Hungerford's Algebra poses the question: Is it true that a semigroup $G$ that has a left identity element and in which every element has a right inverse is a group?
Now, If both the identity and the inverse are of the same side, this is simple. For, instead of the above, say every element has a left inverse. For $a \in G$ denote this left inverse by $a^{-1}$. Then
$$(aa^{-1})(aa^{-1}) = a(a^{-1}a)a^{-1} = aa^{-1}$$
and we can use the fact that
$$cc = c \Longrightarrow c = 1$$
to get that inverses are in fact two-sided:
$$ aa^{-1} = 1$$
From which it follows that
$$a = 1 \cdot a = (aa^{-1})a = a (a^{-1}a) = a \cdot 1$$
as desired.
But in the scenario given we cannot use $cc = c \Longrightarrow c = 1$, and I can see no other way to prove this. At the same time, I cannot find a counter-example. Is there a simple resolution to this question?

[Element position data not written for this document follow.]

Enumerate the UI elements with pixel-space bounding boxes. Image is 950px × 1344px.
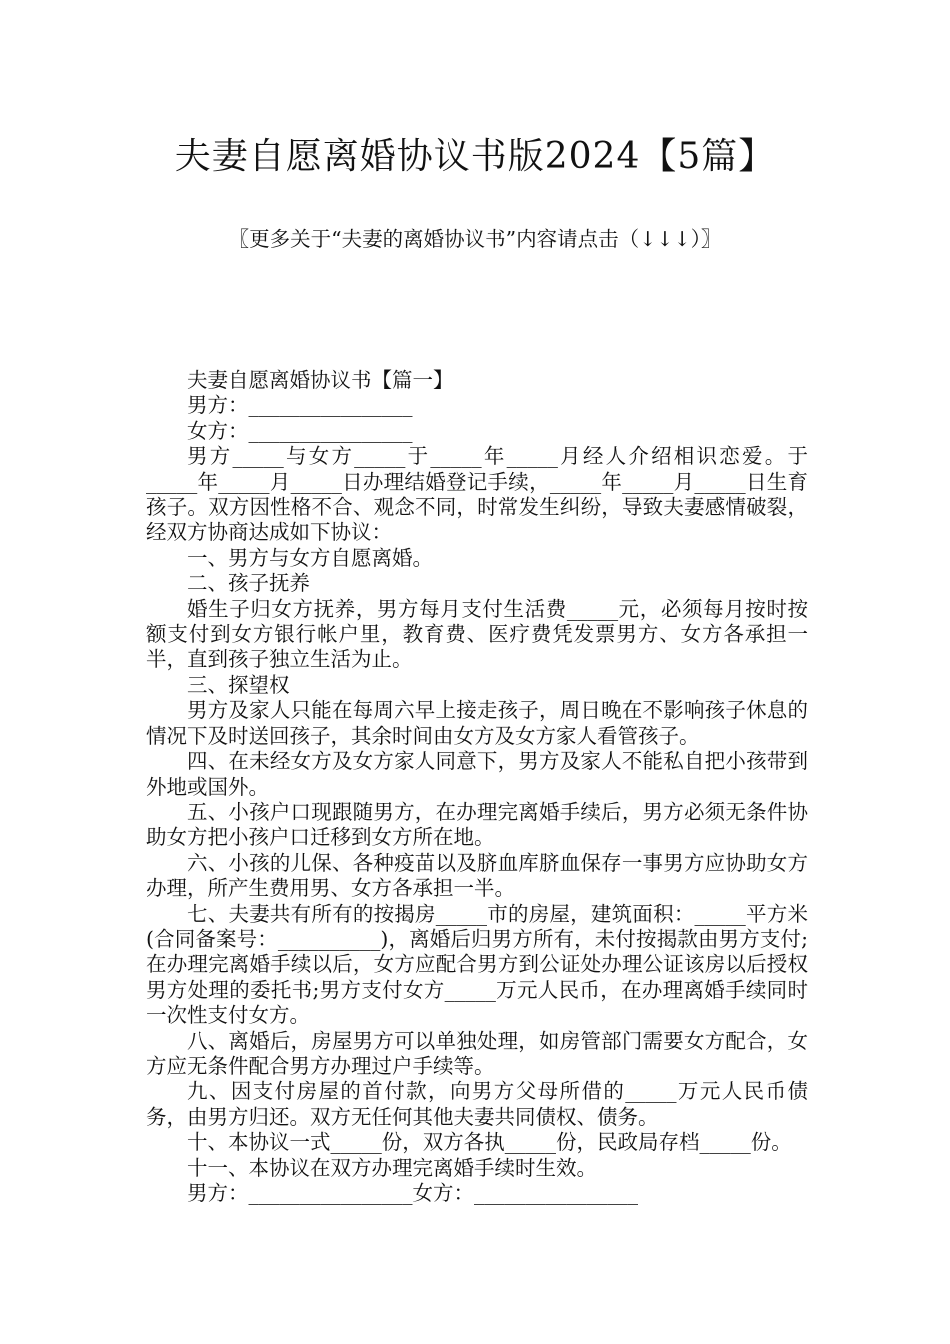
clause-10: 十、本协议一式_____份，双方各执_____份，民政局存档_____份。 xyxy=(187,1130,792,1155)
agreement-body xyxy=(146,368,808,1206)
clause-6: 六、小孩的儿保、各种疫苗以及脐血库脐血保存一事男方应协助女方办理，所产生费用男、女方各承担一半。 xyxy=(146,850,808,901)
clause-7: 七、夫妻共有所有的按揭房_____市的房屋，建筑面积：_____平方米(合同备案号：__________)，离婚后归男方所有，未付按揭款由男方支付;在办理完离婚手续以后，女方应配合男方到公证处办理公证该房以后授权男方处理的委托书;男方支付女方_____万元人民币，在办理离婚手续同时一次性支付女方。 xyxy=(146,901,808,1028)
more-content-link[interactable]: 〖更多关于“夫妻的离婚协议书”内容请点击（↓↓↓）〗 xyxy=(228,227,722,251)
clause-1: 一、男方与女方自愿离婚。 xyxy=(187,545,433,570)
male-party-line: 男方：________________ xyxy=(187,393,413,418)
clause-11: 十一、本协议在双方办理完离婚手续时生效。 xyxy=(187,1155,597,1180)
clause-9: 九、因支付房屋的首付款，向男方父母所借的_____万元人民币债务，由男方归还。双方无任何其他夫妻共同债权、债务。 xyxy=(146,1079,808,1129)
background-paragraph: 男方_____与女方_____于_____年_____月经人介绍相识恋爱。于_____年_____月_____日办理结婚登记手续，_____年_____月_____日生育孩子。双方因性格不合、观念不同，时常发生纠纷，导致夫妻感情破裂，经双方协商达成如下协议： xyxy=(146,444,808,545)
female-party-line: 女方：________________ xyxy=(187,418,413,443)
clause-3-heading: 三、探望权 xyxy=(187,672,290,697)
clause-4: 四、在未经女方及女方家人同意下，男方及家人不能私自把小孩带到外地或国外。 xyxy=(146,749,808,799)
clause-3-body: 男方及家人只能在每周六早上接走孩子，周日晚在不影响孩子休息的情况下及时送回孩子，其余时间由女方及女方家人看管孩子。 xyxy=(146,698,808,748)
clause-2-body: 婚生子归女方抚养，男方每月支付生活费_____元，必须每月按时按额支付到女方银行帐户里，教育费、医疗费凭发票男方、女方各承担一半，直到孩子独立生活为止。 xyxy=(146,596,808,672)
document-title: 夫妻自愿离婚协议书版2024【5篇】 xyxy=(174,136,776,177)
signature-line: 男方：________________女方：________________ xyxy=(187,1181,638,1205)
clause-5: 五、小孩户口现跟随男方，在办理完离婚手续后，男方必须无条件协助女方把小孩户口迁移到女方所在地。 xyxy=(146,799,808,850)
clause-2-heading: 二、孩子抚养 xyxy=(187,571,310,596)
clause-8: 八、离婚后，房屋男方可以单独处理，如房管部门需要女方配合，女方应无条件配合男方办理过户手续等。 xyxy=(146,1028,808,1078)
section-title: 夫妻自愿离婚协议书【篇一】 xyxy=(187,368,454,392)
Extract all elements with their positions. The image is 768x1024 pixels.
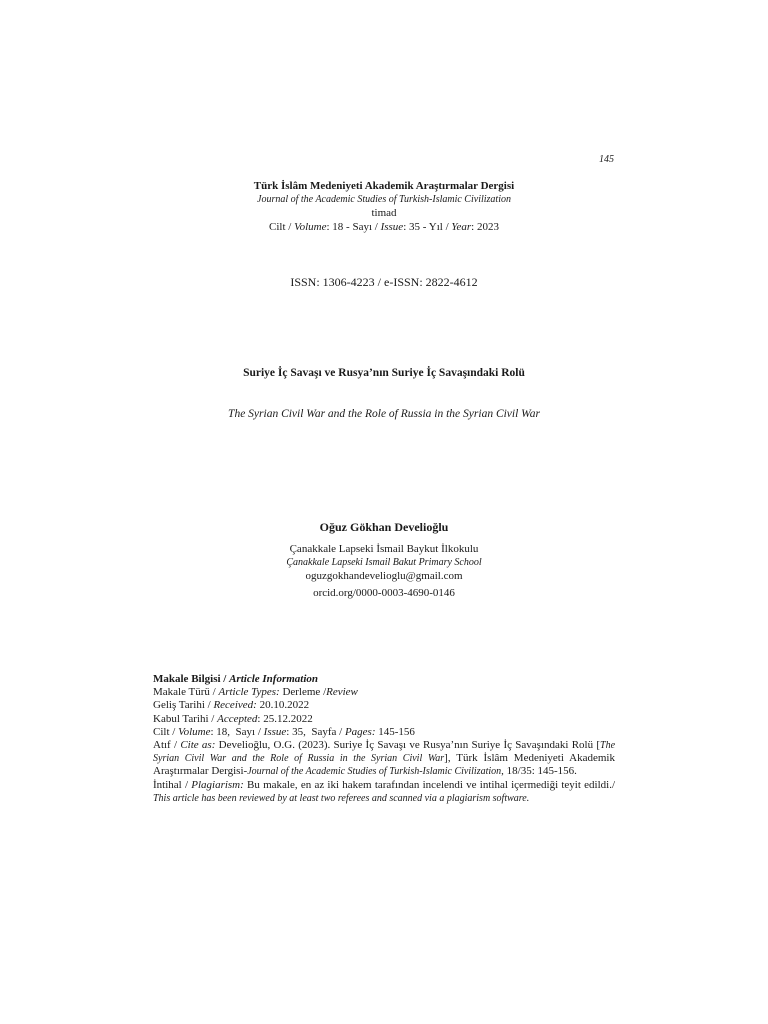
journal-title-tr: Türk İslâm Medeniyeti Akademik Araştırmalar Dergisi [253,180,515,192]
publisher: timad [371,207,397,219]
issn: ISSN: 1306-4223 / e-ISSN: 2822-4612 [290,275,478,289]
page-number: 145 [599,154,614,165]
volume-line: Cilt / Volume: 18 - Sayı / Issue: 35 - Yıl / Year: 2023 [269,221,499,233]
info-volume: Cilt / Volume: 18, Sayı / Issue: 35, Sayfa / Pages: 145-156 [153,725,415,738]
info-received: Geliş Tarihi / Received: 20.10.2022 [153,699,310,712]
author-orcid: orcid.org/0000-0003-4690-0146 [313,587,455,599]
article-title-en: The Syrian Civil War and the Role of Russia in the Syrian Civil War [228,408,540,420]
author-name: Oğuz Gökhan Develioğlu [319,520,449,534]
affiliation-tr: Çanakkale Lapseki İsmail Baykut İlkokulu [289,543,479,555]
author-email: oguzgokhandevelioglu@gmail.com [305,570,463,582]
info-citation: Atıf / Cite as: Develioğlu, O.G. (2023). Suriye İç Savaşı ve Rusya’nın Suriye İç Savaşındaki Rolü [The Syrian Civil War and the Role of Russia in the Syrian Civil War], Türk İslâm Medeniyeti Akademik Araştırmalar Dergisi-Journal of the Academic Studies of Turkish-Islamic Civilization, 18/35: 145-156. [153,739,616,778]
info-article-type: Makale Türü / Article Types: Derleme /Review [153,686,358,699]
article-title-tr: Suriye İç Savaşı ve Rusya’nın Suriye İç Savaşındaki Rolü [243,367,525,379]
info-accepted: Kabul Tarihi / Accepted: 25.12.2022 [153,712,313,725]
info-heading: Makale Bilgisi / Article Information [153,673,319,685]
info-plagiarism: İntihal / Plagiarism: Bu makale, en az iki hakem tarafından incelendi ve intihal içermediği teyit edildi./ This article has been reviewed by at least two referees and scanned via a plagiarism software. [153,778,616,804]
article-information [153,673,615,805]
journal-title-en: Journal of the Academic Studies of Turkish-Islamic Civilization [257,194,511,205]
affiliation-en: Çanakkale Lapseki Ismail Bakut Primary School [286,557,482,568]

Let $G$ have at least two elements, one of which I’ll call $e$. Define the binary operation $*$ on $G$ by $x*y=y$ for all $x,y\in G$; it’s easily checked that $*$ is associative. Clearly $e*x=x$ for all $x\in G$, so $e$ is a left identity. And $x*e=e$ for each $x\in G$, so $e$ is a right inverse for each element of $G$ (with respect to the left identity $e$). Clearly $G$ has no two-sided identity, so it isn’t a group.
Of course this is a bit odd, since I can pick any element of $G$ to be the left identity, and it then becomes the right inverse of every element.